Resurrecting Selinunte

One of the ancient world’s greatest tragedies, frozen in time for almost 2500 years, is at last yielding up its long-lost secrets. Archaeologists are gradually unearthing an ancient Greek city — Selinunte in Sicily — whose inhabitants were slaughtered or enslaved by North African invaders in the late fifth century BC. Like an ancient Greek Pompeii, the whole city remained at least partially intact, despite the tragic loss of most of its inhabitants.

At Pompeii all the houses and other buildings were interred almost instantaneously under volcanic ash — but at Selinunte they were buried more gradually by hundreds of thousands of tons of earth and windblown sand. Archaeological excavations are now revealing how the exact moment that Selinunte ceased to exist as a major living city was preserved in graphic detail.

Buried under a collapsed roof in a building burnt by the invaders, the archaeologists have even found the half-eaten remains of meals abandoned by the townsfolk as catastrophe engulfed them. Scientists are now analysing visible food residues inside half a dozen bowls left around a hearth in that building. What’s more, they have also found dozens of unfired ceramic products — pots and tiles — abandoned by terrified local workers before they’d had a chance to put them in their kilns.

Over the past 15 years, using geophysical techniques and sometimes excavation, the archaeological investigation has so far identified all 2,500 of the long-abandoned city’s houses, all its streets, its harbour and its once-flourishing industrial zone. It’s the first time archaeologists have been able to produce a detailed comprehensive plan of what a classical Greek city looked like. Previously, they had only been able to gain a relatively fragmentary appreciation of how such cities looked and functioned.

The new knowledge from Selinunte has begun to transform scholars’ understanding of some of the key demographic and economic realities of the ancient world as a whole. “Selinunte is the only classical Greek city where the entire metropolis is still preserved, mainly buried under sand and earth. It therefore gives us a unique opportunity to discover how an ancient Greek city functioned,” said Professor Martin Bentz of the University of Bonn, director of the major current excavation at Selinunte.

Eighty kilns have so far been identified — including dozens of very large circular ones  (used to produce thousands of roof tiles and large ceramic food transport containers) and a dozen large rectangular ones dedicated to producing giant ceramic food storage containers and ceramic coffins!  Other smaller kilns were used to make fine tableware, loom weights — and small statues of gods and goddesses. The potters even had their own religious chapel — equipped with altars dedicated to a special working class deity, Athena Ergane (Athena of the Workers) as well as to Artemis (Goddess of Hunting and of Childbirth), Demeter (Goddess of Fertility and of the Harvest) and the king of the gods, Zeus himself.

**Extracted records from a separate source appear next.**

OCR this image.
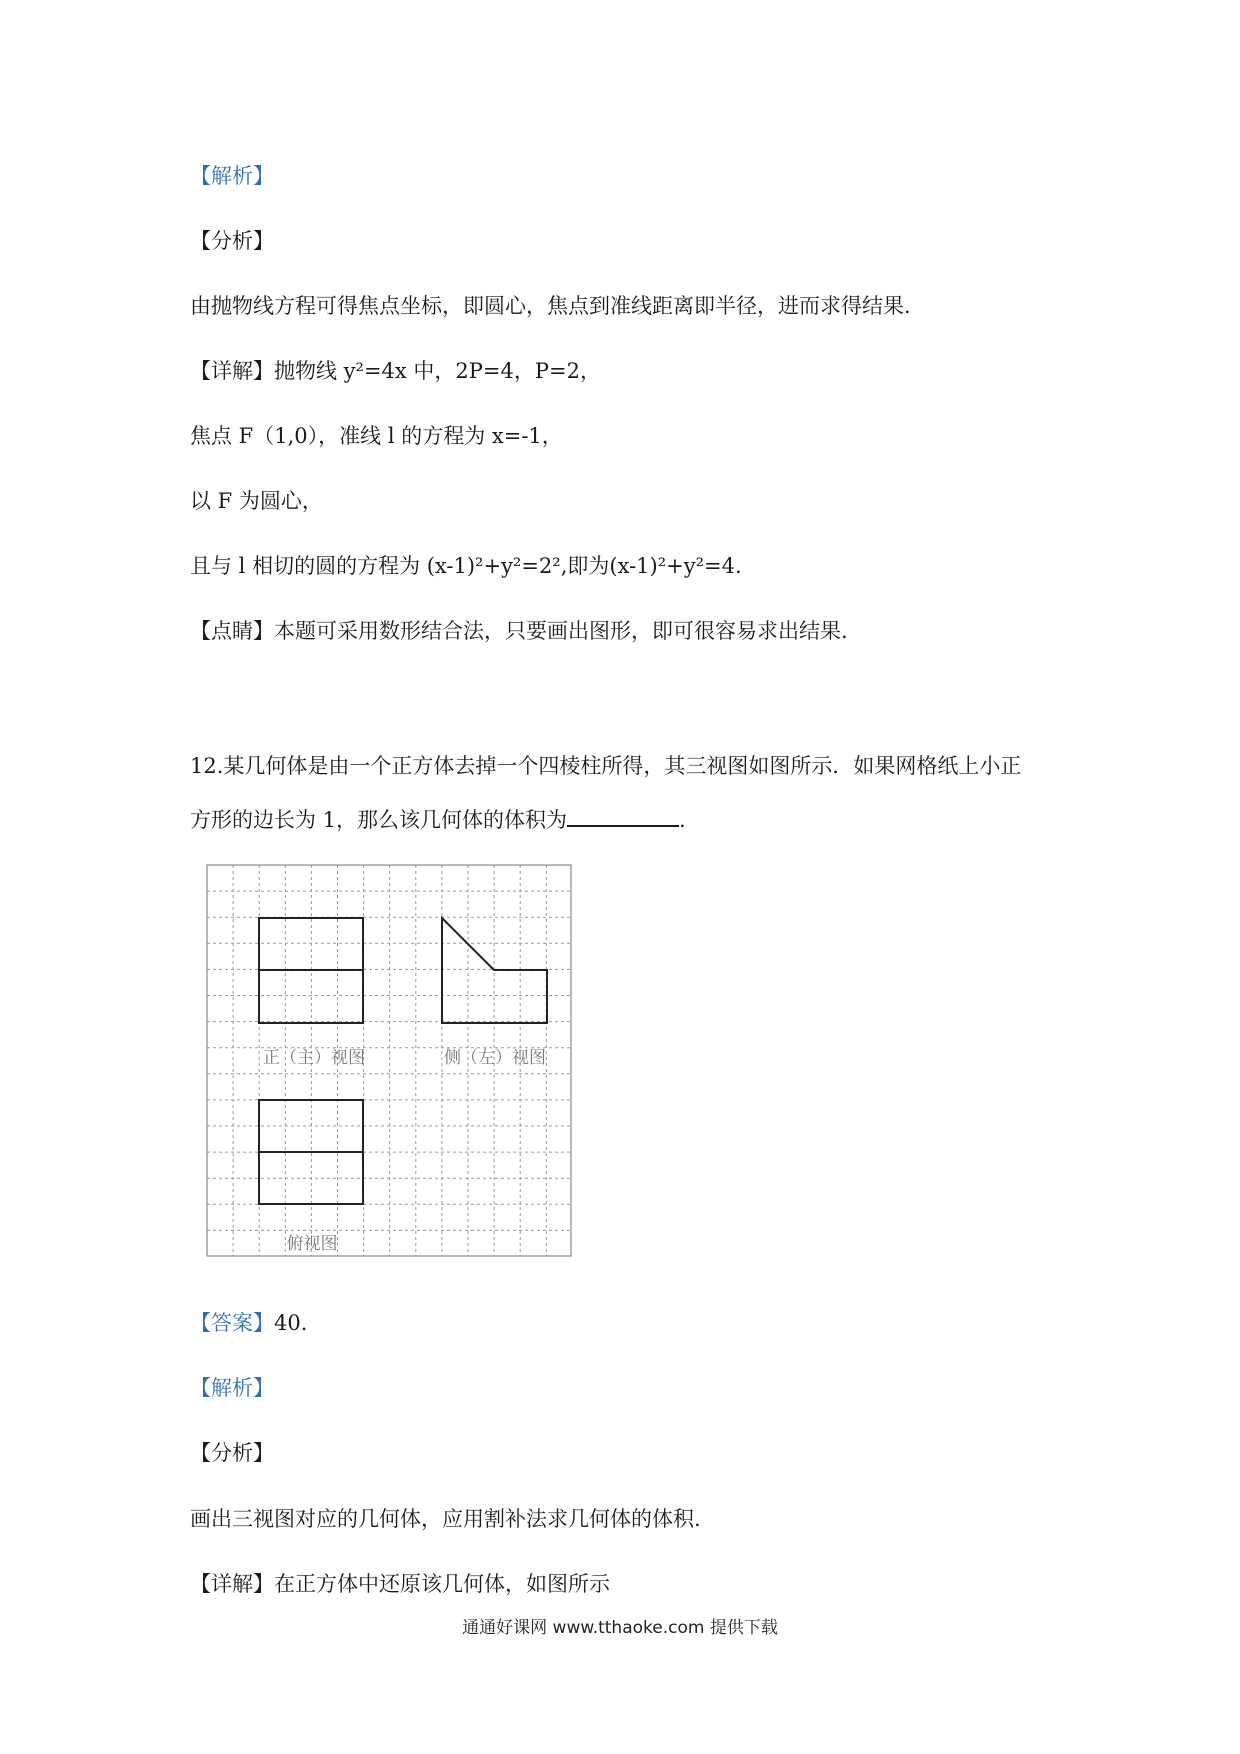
【解析】
【分析】
由抛物线方程可得焦点坐标，即圆心，焦点到准线距离即半径，进而求得结果.
【详解】抛物线 y²=4x 中，2P=4，P=2，
焦点 F（1,0），准线 l 的方程为 x=-1，
以 F 为圆心，
且与 l 相切的圆的方程为 (x-1)²+y²=2²,即为(x-1)²+y²=4.
【点睛】本题可采用数形结合法，只要画出图形，即可很容易求出结果.
12.某几何体是由一个正方体去掉一个四棱柱所得，其三视图如图所示．如果网格纸上小正
方形的边长为 1，那么该几何体的体积为	.
正（主）视图	侧（左）视图
俯视图
【答案】40.
【解析】
【分析】
画出三视图对应的几何体，应用割补法求几何体的体积.
【详解】在正方体中还原该几何体，如图所示
通通好课网 www.tthaoke.com 提供下载
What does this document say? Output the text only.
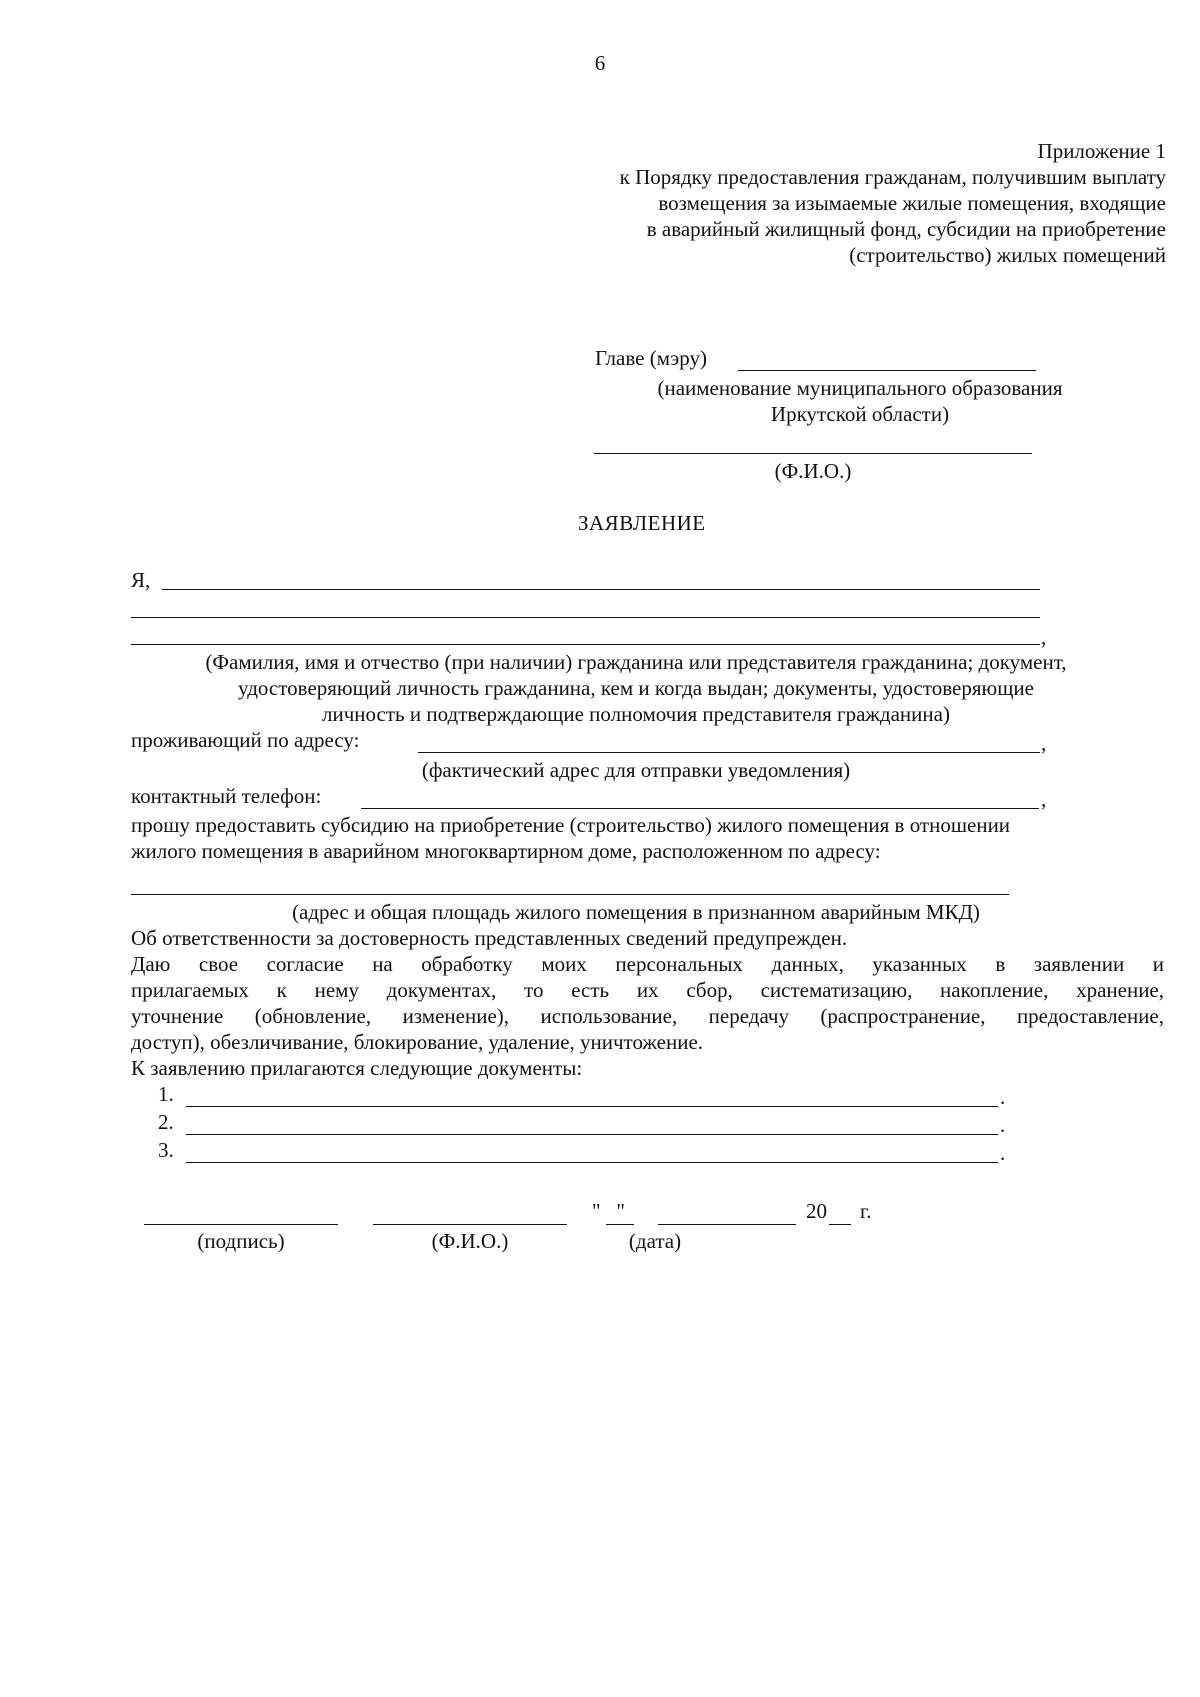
6
Приложение 1
к Порядку предоставления гражданам, получившим выплату
возмещения за изымаемые жилые помещения, входящие
в аварийный жилищный фонд, субсидии на приобретение
(строительство) жилых помещений
Главе (мэру)
(наименование муниципального образования
Иркутской области)
(Ф.И.О.)
ЗАЯВЛЕНИЕ
Я,
,
(Фамилия, имя и отчество (при наличии) гражданина или представителя гражданина; документ,
удостоверяющий личность гражданина, кем и когда выдан; документы, удостоверяющие
личность и подтверждающие полномочия представителя гражданина)
проживающий по адресу:	,
(фактический адрес для отправки уведомления)
контактный телефон:	,
прошу предоставить субсидию на приобретение (строительство) жилого помещения в отношении
жилого помещения в аварийном многоквартирном доме, расположенном по адресу:
(адрес и общая площадь жилого помещения в признанном аварийным МКД)
Об ответственности за достоверность представленных сведений предупрежден.
Даю свое согласие на обработку моих персональных данных, указанных в заявлении и
прилагаемых к нему документах, то есть их сбор, систематизацию, накопление, хранение,
уточнение (обновление, изменение), использование, передачу (распространение, предоставление,
доступ), обезличивание, блокирование, удаление, уничтожение.
К заявлению прилагаются следующие документы:
1.	.
2.	.
3.	.
"   "	20 г.
(подпись)	(Ф.И.О.)	(дата)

The archaeology of Selinunte is unique, mainly because the entire city simply ceased  to exist as a major population centre in less than a day — as Carthaginian troops (from what is now modern Tunisia) punctured the defences and butchered 16,000 of the Greek inhabitants and soldiers who had been trying to defend it. Some 5,000 more men were taken as slaves, as were many thousands of women and children. Literally from one day to the next, the once bustling city became a ghost town.

Of the tens of thousands of ordinary people who lived there during the 219 years of its existence, only a dozen names have been recovered by the archaeologists — names scratched on the bottoms of drinking cups and jugs found in houses facing the city’s great market place.

Around 15 per cent of the 250-acre city — mostly its temples and its acropolis — has, to this day, survived above ground. Its jumbled ruins were regarded by participants in the Grand Tour as particularly picturesque and alluring, not just because of its tragic ancient history — but also because the surviving temples had been toppled by a massive earthquake more than 500 years ago. Using their original columns and building materials, two of the temples were re-erected in the mid-20th century and have become major tourist attractions. Selinunte is now the largest archaeological park in Europe.